Silencing of Tnt1 is released in nrpd1a mutants. Expression analysis of Tnt1 mRNA by RT-PCR in the nrpd1a-2 mutant containing six copies of Tnt1. Total RNAs were isolated from 5-week-old plants and used as templates for RT. A 336-bp DNA fragment corresponding to a region of the Tnt1 mRNA was amplified with specific primers in c/c h/h l/l nrpd1a-2 plants but not in c/c h/h l/l or wild-type (WT; ecotype Columbia) plants. Control primers were used to amplify a region of the Arabidopsis mRNA (after RT) encoding elongation factor 1α (GenBank accession no.
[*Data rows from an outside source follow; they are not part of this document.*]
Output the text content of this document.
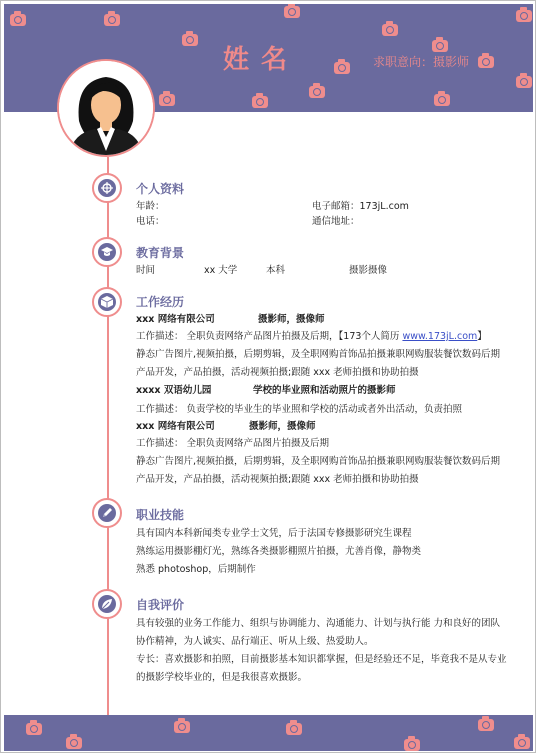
姓名	求职意向：摄影师
个人资料
年龄：
电话：
电子邮箱：173jL.com
通信地址：
教育背景
时间	xx 大学	本科	摄影摄像
工作经历
xxx 网络有限公司	摄影师，摄像师
工作描述： 全职负责网络产品图片拍摄及后期，【173个人简历 www.173jL.com】
静态广告图片,视频拍摄，后期剪辑，及全职网购首饰品拍摄兼职网购服装餐饮数码后期
产品开发，产品拍摄，活动视频拍摄;跟随 xxx 老师拍摄和协助拍摄
xxxx 双语幼儿园	学校的毕业照和活动照片的摄影师
工作描述： 负责学校的毕业生的毕业照和学校的活动或者外出活动，负责拍照
xxx 网络有限公司	摄影师，摄像师
工作描述： 全职负责网络产品图片拍摄及后期
静态广告图片,视频拍摄，后期剪辑，及全职网购首饰品拍摄兼职网购服装餐饮数码后期
产品开发，产品拍摄，活动视频拍摄;跟随 xxx 老师拍摄和协助拍摄
职业技能
具有国内本科新闻类专业学士文凭，后于法国专修摄影研究生课程
熟练运用摄影棚灯光，熟练各类摄影棚照片拍摄，尤善肖像，静物类
熟悉 photoshop，后期制作
自我评价
具有较强的业务工作能力、组织与协调能力、沟通能力、计划与执行能 力和良好的团队
协作精神，为人诚实、品行端正、听从上级、热爱助人。
专长：喜欢摄影和拍照，目前摄影基本知识都掌握，但是经验还不足，毕竟我不是从专业
的摄影学校毕业的，但是我很喜欢摄影。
AY039583). −RT designates negative control experiments in which reverse transcriptase was omitted before the final PCR amplification step. cDNA synthesis and RT-PCR were repeated 10 times on three different batches of plants grown independently, and identical results were obtained.

Figure 9.

Leaf wounding partially releases Tnt1 silencing. Histochemical staining performed on leaf discs from young and mature leaves of plants containing a homozygous Tnt1-GUS construct (LTR-GUS) or resulting from a cross between a T2-derived plant and LTR-GUS (T2-derived × LTR-GUS; genotype T2.2.52 × LTR-GUS). Leaves were stained immediately after wounding (0 h) or 48 h later (48 h).